The command below uses
1) libjars - to specify path of the custom output jar file
2) outputformat - to specify the class of the custom output format

$HADOOP_HOME/bin/hadoop jar $HADOOP_HOME/contrib/streaming/hadoop-streaming-*.jar \
-libjars /tmp/weather_parse/customJobOutformat/weather_parse_outformat.jar \
-D mapred.reduce.tasks=5 \
-D mapred.job.name="weather_parse_all" \
-D stream.map.output.field.separator=,     \
-D stream.num.map.output.key.fields=4 \
-D map.output.key.field.separator=, \
-D mapred.text.key.partitioner.options=-k1,1 \
-D mapred.text.key.comparator.options="-k1,3 -k4r" \
-D mapred.output.key.comparator.class=org.apache.hadoop.mapred.lib.KeyFieldBasedComparator \
-file   /tmp/weather_parse/weather_parse_mapper.py \
-mapper /tmp/weather_parse/weather_parse_mapper.py     \
-input /user/hduser/inputxmlweather/weatherall.xml \
-output   /user/hduser/outputweathercsv \
-inputreader "StreamXmlRecordReader,begin=<WeatherDetails>,end=</WeatherDetails>" \
-file   /tmp/weather_parse/weather_parse_reducer.py   \
-reducer /tmp/weather_parse/weather_parse_reducer.py \
-outputformat customoutputformat.myformat.weatherparser.GenerateCustomFilename \
-partitioner org.apache.hadoop.mapred.lib.KeyFieldBasedPartitioner

---------------------------
Compression -
---------------------------

Compression always comes at a price - more cpu cycles to compress\decompress the data.
Choosing the right compression type is important, if the output will be processed by some other mapreduce job. Compressions - Some are fast, some are slow, some save lot of space.
Choosing a compression which is splittable is most important. Hadoop can split the compressed file and send it to reducers. If a compression type is not splittable, the data will be processed (mapper) at a single node and hadoop cannot parallel process the data, all the performance is lost.

The command below uses
1) "-D mapred.output.compression.codec" - to specify the class used for compression, in this case its Bzip2 compression.

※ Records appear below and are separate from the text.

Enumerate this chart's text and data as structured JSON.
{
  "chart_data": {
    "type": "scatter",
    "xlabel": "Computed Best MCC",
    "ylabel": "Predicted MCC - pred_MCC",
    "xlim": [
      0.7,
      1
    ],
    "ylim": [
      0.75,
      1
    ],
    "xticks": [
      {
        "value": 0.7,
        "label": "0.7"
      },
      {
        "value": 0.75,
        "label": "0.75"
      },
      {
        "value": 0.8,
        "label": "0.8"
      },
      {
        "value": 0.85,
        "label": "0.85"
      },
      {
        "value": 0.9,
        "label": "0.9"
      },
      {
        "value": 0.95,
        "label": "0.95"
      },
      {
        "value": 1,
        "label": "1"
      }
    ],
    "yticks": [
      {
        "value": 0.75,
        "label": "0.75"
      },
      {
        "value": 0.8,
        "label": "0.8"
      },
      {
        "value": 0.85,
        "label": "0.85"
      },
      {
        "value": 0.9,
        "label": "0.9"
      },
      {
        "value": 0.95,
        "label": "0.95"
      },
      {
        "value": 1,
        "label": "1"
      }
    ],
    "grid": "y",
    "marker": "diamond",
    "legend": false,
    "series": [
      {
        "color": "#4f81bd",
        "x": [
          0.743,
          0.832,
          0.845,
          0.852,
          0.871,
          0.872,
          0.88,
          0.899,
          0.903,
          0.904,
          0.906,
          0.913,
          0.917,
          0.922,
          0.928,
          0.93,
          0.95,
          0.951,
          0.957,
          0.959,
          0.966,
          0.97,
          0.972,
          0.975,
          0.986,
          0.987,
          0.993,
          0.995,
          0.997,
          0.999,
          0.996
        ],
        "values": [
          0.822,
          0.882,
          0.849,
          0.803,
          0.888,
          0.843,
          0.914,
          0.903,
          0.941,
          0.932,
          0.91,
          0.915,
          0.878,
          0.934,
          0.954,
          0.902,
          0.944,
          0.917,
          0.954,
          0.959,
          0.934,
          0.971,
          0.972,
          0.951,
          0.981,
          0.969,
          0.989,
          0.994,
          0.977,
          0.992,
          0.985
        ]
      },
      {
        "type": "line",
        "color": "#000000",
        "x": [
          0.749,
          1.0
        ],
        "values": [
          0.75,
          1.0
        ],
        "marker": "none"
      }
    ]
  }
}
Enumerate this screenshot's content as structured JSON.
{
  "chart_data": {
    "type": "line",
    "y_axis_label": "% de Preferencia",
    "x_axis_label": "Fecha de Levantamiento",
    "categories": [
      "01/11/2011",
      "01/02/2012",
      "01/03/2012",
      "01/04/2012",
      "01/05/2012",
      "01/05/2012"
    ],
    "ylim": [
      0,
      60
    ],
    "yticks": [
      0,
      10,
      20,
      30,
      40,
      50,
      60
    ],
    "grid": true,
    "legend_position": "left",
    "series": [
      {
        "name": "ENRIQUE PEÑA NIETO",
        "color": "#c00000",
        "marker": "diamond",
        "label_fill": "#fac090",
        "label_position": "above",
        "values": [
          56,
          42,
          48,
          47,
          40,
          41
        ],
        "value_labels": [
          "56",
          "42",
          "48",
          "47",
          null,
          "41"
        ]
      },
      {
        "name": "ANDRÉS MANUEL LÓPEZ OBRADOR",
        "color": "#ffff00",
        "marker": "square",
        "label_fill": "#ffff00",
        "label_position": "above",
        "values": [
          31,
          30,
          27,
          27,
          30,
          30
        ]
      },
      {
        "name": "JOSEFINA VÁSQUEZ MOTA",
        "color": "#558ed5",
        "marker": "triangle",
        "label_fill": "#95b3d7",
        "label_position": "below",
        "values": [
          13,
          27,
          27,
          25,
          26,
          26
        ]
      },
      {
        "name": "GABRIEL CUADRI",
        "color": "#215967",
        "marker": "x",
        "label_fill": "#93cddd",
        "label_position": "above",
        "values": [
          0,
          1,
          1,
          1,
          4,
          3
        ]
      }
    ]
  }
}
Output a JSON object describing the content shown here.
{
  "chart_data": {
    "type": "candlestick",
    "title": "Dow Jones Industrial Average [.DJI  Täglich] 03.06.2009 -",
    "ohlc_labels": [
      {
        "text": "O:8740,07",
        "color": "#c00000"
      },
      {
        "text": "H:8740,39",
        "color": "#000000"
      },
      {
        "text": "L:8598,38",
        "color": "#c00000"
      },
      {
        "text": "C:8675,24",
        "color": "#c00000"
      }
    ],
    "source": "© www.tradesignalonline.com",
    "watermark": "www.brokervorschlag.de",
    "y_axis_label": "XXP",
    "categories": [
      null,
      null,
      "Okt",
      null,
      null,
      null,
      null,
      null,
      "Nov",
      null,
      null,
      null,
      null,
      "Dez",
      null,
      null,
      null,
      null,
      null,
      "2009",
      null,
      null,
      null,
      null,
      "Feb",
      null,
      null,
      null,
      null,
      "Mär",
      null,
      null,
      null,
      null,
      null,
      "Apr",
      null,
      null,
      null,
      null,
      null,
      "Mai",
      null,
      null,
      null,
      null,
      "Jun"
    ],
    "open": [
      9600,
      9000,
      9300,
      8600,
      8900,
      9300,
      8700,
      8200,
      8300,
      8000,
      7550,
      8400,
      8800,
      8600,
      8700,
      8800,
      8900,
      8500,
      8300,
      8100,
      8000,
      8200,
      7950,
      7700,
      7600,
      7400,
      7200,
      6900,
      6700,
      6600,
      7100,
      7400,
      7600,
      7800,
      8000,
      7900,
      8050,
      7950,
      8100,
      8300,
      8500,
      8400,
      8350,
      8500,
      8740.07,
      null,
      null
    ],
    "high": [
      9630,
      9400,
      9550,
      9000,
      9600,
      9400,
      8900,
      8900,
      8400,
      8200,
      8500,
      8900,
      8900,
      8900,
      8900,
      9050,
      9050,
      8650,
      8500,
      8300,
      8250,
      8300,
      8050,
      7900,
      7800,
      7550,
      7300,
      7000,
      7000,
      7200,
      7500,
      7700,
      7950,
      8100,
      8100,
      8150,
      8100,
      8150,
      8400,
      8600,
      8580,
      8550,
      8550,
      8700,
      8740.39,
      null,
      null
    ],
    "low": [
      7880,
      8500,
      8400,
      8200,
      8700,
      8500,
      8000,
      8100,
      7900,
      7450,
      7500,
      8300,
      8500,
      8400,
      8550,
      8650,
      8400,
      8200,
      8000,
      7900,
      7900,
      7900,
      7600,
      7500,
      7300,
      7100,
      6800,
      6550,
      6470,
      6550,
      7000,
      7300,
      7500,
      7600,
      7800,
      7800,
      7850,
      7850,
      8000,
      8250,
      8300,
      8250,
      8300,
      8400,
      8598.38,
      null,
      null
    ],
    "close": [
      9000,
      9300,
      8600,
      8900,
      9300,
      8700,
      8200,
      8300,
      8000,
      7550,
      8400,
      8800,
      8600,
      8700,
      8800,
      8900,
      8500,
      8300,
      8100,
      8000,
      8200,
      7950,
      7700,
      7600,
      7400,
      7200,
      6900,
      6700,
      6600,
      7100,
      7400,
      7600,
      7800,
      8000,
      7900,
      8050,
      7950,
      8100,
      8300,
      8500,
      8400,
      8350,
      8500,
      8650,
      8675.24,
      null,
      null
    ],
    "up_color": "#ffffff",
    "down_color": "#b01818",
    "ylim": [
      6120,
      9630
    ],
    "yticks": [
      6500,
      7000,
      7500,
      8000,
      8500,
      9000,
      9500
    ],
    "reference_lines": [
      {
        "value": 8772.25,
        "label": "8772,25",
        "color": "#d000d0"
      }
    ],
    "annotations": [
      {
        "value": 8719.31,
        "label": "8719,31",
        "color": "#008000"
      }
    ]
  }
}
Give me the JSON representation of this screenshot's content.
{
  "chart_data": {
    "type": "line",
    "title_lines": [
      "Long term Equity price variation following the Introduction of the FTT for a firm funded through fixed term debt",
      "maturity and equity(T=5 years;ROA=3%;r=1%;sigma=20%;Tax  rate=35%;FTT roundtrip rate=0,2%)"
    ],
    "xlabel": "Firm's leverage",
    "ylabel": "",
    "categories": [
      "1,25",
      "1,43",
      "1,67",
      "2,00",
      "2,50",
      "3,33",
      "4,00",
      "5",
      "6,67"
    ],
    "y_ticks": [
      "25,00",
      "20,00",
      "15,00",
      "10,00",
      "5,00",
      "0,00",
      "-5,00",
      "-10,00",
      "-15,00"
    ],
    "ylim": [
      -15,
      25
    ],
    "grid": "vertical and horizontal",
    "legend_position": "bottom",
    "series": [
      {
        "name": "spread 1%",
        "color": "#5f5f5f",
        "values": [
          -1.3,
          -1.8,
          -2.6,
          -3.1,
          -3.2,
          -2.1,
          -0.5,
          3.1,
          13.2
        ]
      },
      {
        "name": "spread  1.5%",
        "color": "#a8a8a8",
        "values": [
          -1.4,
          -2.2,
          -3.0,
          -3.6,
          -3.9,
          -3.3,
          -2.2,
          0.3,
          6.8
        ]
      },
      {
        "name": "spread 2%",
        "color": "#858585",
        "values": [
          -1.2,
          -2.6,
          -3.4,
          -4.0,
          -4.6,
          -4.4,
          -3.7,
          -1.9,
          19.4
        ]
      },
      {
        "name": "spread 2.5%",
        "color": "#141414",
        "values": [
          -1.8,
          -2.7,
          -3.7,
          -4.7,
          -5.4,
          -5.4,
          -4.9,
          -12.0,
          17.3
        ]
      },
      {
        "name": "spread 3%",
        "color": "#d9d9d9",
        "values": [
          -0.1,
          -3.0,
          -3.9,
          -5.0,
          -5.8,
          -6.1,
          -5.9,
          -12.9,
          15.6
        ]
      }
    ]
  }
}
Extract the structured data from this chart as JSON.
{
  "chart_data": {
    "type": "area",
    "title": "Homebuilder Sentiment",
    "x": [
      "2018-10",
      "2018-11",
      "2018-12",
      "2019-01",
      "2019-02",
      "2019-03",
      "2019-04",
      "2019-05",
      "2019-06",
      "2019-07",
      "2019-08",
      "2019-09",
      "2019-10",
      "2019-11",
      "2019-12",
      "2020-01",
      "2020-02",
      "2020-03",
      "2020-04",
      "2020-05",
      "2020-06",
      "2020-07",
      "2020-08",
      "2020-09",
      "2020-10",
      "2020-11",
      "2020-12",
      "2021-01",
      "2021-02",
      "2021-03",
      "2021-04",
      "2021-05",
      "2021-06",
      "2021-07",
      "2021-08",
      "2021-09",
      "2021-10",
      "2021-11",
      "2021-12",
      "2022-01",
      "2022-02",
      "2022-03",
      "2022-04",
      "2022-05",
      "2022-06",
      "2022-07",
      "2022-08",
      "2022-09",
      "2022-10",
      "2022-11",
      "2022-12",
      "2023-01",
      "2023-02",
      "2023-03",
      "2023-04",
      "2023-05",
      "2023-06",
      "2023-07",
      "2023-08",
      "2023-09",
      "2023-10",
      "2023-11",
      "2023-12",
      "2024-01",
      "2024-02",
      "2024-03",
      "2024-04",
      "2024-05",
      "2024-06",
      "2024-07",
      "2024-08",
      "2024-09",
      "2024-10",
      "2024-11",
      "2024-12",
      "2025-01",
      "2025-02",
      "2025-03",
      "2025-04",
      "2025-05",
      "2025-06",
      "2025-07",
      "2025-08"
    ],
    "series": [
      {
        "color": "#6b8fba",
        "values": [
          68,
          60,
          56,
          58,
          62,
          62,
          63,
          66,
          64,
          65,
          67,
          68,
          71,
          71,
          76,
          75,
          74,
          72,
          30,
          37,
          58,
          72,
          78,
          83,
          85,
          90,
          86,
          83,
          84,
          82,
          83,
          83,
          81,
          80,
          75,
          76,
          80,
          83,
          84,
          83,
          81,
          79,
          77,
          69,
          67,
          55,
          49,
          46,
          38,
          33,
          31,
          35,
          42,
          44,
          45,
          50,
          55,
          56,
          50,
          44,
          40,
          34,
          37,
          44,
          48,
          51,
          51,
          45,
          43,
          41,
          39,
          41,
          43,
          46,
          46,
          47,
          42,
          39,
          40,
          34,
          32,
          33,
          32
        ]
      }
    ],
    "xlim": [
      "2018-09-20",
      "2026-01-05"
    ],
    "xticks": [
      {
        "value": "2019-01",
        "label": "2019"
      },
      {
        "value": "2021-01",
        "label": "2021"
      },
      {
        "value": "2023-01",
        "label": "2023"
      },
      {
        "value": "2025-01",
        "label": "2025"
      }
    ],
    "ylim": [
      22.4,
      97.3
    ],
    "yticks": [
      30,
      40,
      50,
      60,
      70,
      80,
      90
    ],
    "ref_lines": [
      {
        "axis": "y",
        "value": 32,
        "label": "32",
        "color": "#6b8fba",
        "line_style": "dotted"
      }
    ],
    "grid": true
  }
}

$HADOOP_HOME/bin/hadoop jar $HADOOP_HOME/contrib/streaming/hadoop-streaming-*.jar \
-libjars /tmp/weather_parse/customJobOutformat/weather_parse_outformat.jar \
-D mapred.reduce.tasks=5 \
-D mapred.job.name="weather_parse_all" \
-D stream.map.output.field.separator=,     \
-D stream.num.map.output.key.fields=4 \
-D map.output.key.field.separator=, \
-D mapred.text.key.partitioner.options=-k1,1 \
-D mapred.text.key.comparator.options="-k1,3 -k4r" \
-D mapred.output.key.comparator.class=org.apache.hadoop.mapred.lib.KeyFieldBasedComparator \
-D mapred.output.compress=true \
-D mapred.output.compression.codec=org.apache.hadoop.io.compress.BZip2Codec \
-file   /tmp/weather_parse/weather_parse_mapper.py \
-mapper /tmp/weather_parse/weather_parse_mapper.py     \
-input /user/hduser/inputxmlweather/weatherall.xml \
-output   /user/hduser/outputweathercsv \
-inputreader "StreamXmlRecordReader,begin=<WeatherDetails>,end=</WeatherDetails>" \
-file   /tmp/weather_parse/weather_parse_reducer.py   \
-reducer /tmp/weather_parse/weather_parse_reducer.py \
-outputformat customoutputformat.myformat.weatherparser.GenerateCustomFilename \
-partitioner org.apache.hadoop.mapred.lib.KeyFieldBasedPartitioner

Output -

---------------------------
Conclusion -
---------------------------

There is No Silver Bullet when it comes to parsing Hierarchical data like XML in hadoop.